Farting at the Kingdom Hall.

by avishai 73 Replies latest jw friends

  • Nosferatu
    Nosferatu

    I've got a couple.

    We were at the bookstudy once, and this kid sitting in front of us said "excuse me" twice. My mother asked him, "why are you saying excuse me?". The kid turned and said, "I farted".

    I remember when we were getting up for the song half way during the meeting. My mother got off her chair and BLAAAAAT!

  • stillajwexelder
    stillajwexelder

    SBD are the worse

    Silent but deadly (smell) -- yes a lovely old sister used to do this - awful smell

  • mouthy
    mouthy

    People in MY congregation didnt do that !!!!!I am so glad none of you were in my group....Imagine how rude. >>>>>>Walks away thinking no wonder they were DF!!!! I wouldnt do anything like that!!!Anyway I dont like calling it the f g word we call it "poofing" Much more gentile....

  • got my forty homey?
    got my forty homey?

    Well, its better than stuffing soda cans in our undies like some famous singer by the name of Jones or something?

    Woooa Woooa Woaaah!!!!!!!!!!!!!!!!!!!!!!!!!!

  • mouthy
    mouthy

    OH Forty that is hitting below the belt ( wink wink

  • got my forty homey?
    got my forty homey?

    LOL

    Ok, Im the only one in here who stuffs soda cans in his undies!

  • Celtic
    Celtic

    CO George Hilton, now, if ever there was a finer beaut, George was it. The event?

    The CO got all the aux and reg pios together for an encouraging meeting. Gets to the end and he starts to ask the blessing. The seats in the KH at that time were like stretched canvas and you were quite terrified of farting, cos on these seats they thrupped like guitar string, good vibrations.

    The prayer was going on longer than usual, I'm in the front row, too well aware of my tightening buttocks, as I desparately tried to hold it in. So tensed up was my body that after 30 secs or so, it exploded upon the world almost causing hole to appear in the canvas below me with this humongous thruppin sound that went on and on as some farts have a tendency to do, enormous beggar it was. Oh how I wished for hole in floor to swallow me up, I almost died of embarrassment!!

    Pretty much everyone creased up laughing, poor old George finished his prayer very quickly trying not to unleash his sense of Yorkshire humour, giving me afterwards a rather quizical look, with a big grin on his face.

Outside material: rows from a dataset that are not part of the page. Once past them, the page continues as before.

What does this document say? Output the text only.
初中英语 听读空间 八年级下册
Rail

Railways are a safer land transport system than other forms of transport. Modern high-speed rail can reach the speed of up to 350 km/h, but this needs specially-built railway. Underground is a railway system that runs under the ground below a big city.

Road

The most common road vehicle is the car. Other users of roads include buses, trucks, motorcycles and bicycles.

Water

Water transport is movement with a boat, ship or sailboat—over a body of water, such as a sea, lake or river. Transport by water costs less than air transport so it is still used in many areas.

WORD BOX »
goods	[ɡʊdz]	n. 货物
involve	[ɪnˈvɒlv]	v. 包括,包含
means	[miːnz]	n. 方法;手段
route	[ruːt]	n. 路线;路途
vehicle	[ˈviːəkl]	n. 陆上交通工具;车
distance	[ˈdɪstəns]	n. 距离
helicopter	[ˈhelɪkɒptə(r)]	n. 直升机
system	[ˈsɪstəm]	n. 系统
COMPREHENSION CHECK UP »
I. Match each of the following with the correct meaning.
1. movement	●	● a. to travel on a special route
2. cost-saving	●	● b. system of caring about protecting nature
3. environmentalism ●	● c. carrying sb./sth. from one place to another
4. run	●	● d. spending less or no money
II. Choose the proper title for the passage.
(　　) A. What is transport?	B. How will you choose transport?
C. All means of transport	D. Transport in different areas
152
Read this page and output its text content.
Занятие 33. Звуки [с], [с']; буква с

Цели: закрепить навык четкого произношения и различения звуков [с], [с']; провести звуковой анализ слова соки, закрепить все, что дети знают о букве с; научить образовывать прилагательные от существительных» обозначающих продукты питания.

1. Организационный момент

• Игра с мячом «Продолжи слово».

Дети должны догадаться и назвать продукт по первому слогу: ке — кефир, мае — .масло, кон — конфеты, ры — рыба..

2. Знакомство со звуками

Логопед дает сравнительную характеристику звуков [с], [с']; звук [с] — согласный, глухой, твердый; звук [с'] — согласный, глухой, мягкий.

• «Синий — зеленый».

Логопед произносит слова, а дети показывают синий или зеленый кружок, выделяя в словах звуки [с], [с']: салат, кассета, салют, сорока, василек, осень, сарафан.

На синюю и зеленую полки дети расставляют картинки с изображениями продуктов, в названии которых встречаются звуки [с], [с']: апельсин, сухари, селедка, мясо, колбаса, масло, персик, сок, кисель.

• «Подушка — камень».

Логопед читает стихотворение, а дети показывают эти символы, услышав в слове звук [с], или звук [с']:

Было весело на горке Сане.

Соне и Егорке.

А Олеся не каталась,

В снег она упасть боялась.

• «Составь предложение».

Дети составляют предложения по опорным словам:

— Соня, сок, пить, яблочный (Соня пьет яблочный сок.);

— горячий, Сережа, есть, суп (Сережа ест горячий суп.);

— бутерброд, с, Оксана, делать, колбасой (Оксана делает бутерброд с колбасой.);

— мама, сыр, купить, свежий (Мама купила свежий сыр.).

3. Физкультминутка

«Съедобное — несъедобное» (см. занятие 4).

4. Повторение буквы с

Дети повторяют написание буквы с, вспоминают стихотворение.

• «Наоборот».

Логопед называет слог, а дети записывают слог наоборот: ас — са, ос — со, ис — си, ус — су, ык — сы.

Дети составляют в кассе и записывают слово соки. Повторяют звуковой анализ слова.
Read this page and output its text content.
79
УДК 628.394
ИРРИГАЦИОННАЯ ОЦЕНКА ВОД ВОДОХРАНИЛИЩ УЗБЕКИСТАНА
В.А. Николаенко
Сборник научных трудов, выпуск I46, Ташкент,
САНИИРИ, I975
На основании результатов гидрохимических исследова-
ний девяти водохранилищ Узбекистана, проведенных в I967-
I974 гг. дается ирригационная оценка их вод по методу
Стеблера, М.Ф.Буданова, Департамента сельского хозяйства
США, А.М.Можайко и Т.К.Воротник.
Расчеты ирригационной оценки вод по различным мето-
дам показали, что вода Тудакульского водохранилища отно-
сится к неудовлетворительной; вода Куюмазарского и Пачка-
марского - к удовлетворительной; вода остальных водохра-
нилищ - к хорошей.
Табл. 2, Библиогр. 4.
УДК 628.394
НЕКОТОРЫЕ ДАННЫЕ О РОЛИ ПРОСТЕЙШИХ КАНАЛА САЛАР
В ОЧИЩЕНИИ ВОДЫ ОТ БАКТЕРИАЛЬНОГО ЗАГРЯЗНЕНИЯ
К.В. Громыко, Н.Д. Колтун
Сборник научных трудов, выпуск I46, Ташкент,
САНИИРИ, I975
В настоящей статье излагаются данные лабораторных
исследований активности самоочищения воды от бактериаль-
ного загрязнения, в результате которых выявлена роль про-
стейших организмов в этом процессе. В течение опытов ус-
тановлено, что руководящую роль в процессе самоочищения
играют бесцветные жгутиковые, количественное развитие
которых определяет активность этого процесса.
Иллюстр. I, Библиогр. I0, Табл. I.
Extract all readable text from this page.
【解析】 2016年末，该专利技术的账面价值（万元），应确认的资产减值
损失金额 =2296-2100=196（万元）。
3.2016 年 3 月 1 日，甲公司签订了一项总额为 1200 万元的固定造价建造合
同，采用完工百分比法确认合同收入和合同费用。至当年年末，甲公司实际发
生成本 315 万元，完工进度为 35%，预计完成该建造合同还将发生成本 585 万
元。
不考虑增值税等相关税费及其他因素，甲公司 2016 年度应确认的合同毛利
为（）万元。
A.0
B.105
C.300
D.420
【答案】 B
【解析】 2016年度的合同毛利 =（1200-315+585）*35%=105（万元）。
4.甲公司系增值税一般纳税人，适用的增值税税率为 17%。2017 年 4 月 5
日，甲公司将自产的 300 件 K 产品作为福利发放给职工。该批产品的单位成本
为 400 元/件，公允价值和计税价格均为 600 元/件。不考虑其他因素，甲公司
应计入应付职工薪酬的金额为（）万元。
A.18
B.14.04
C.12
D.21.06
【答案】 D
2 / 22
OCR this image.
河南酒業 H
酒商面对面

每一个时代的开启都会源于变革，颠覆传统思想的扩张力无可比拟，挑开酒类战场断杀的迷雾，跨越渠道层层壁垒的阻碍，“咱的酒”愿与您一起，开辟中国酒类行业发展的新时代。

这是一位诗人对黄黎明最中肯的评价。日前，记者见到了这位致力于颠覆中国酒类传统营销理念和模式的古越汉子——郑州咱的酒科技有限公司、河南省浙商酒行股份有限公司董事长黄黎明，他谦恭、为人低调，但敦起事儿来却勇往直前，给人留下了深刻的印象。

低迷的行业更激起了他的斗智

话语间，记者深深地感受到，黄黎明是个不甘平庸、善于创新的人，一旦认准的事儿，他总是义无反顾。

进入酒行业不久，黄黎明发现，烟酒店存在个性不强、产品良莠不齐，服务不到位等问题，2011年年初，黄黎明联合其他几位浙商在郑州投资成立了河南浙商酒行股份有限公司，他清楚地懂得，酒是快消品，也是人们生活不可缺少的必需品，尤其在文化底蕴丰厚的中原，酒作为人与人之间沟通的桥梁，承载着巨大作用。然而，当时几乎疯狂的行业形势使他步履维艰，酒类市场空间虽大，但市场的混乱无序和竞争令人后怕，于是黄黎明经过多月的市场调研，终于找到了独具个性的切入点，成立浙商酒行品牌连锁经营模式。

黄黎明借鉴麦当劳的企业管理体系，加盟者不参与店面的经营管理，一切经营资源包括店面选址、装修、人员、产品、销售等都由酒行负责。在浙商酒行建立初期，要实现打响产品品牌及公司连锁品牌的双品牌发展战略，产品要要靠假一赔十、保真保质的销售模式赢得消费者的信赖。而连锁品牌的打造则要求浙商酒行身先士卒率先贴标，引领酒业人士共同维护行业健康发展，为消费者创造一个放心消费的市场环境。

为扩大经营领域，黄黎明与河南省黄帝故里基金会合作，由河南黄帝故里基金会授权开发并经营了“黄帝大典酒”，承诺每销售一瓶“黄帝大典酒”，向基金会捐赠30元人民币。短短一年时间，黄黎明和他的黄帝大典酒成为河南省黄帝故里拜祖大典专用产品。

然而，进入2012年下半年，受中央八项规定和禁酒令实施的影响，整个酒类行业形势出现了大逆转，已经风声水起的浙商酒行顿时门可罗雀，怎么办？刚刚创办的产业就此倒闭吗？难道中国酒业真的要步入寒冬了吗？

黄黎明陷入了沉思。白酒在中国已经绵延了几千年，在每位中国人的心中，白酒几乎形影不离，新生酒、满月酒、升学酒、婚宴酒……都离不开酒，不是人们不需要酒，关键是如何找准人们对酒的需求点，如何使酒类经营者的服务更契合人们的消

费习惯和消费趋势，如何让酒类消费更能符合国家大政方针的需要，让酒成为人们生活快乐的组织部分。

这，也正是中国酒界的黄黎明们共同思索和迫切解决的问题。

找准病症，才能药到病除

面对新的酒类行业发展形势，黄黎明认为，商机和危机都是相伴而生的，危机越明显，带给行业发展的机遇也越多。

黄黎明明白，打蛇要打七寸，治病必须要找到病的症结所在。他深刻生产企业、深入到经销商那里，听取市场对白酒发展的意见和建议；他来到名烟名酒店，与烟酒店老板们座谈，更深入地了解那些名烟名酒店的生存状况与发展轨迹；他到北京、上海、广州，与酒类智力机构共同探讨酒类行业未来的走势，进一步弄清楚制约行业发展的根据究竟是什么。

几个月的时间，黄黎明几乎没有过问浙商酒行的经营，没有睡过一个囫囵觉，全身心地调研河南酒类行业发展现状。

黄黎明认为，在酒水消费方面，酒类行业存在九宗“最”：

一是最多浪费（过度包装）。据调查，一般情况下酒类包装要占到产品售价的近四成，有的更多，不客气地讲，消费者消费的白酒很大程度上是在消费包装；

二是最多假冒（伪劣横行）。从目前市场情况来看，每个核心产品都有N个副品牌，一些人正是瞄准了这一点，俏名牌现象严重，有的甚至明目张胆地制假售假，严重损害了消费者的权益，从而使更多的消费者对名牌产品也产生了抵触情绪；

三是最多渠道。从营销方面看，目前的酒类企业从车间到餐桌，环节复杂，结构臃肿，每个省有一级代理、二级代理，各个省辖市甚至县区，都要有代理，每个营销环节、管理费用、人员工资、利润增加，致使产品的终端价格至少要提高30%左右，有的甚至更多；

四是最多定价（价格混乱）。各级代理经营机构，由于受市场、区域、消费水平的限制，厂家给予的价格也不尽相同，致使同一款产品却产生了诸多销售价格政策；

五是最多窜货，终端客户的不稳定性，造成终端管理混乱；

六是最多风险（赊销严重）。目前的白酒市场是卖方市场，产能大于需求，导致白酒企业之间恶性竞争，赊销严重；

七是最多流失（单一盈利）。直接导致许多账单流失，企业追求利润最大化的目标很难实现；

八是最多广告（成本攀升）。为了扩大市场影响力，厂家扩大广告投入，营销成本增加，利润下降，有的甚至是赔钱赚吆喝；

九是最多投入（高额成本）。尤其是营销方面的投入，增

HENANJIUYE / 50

    It was one of the biggest thruppers I ever managed.

    Kindest regards

    Celty

  • got my forty homey?
    got my forty homey?

    Too much bitters the presvious nite aigh?

  • shotgun
    shotgun

    Finally an intellectual thread...

    Being on mikes was the best...let a silent killer escape and then vacate the area toa safe zone...

  • Celtic
    Celtic

    Shotgun that bring memory back too, coming from especially windy family, I went to this business seminar once, too well aware my stomach was giving me grief. I had to keep walking around, pretending I was networking when all the time I was dropping silent but very deadlies which honked like mad. All the 80's power dressers were there, noses twitching away, looks cast suspiciously in all directions at everyone else trying to work out who dunnit. Twas terribly funny, good job I could keep my face straight under dire circumstances.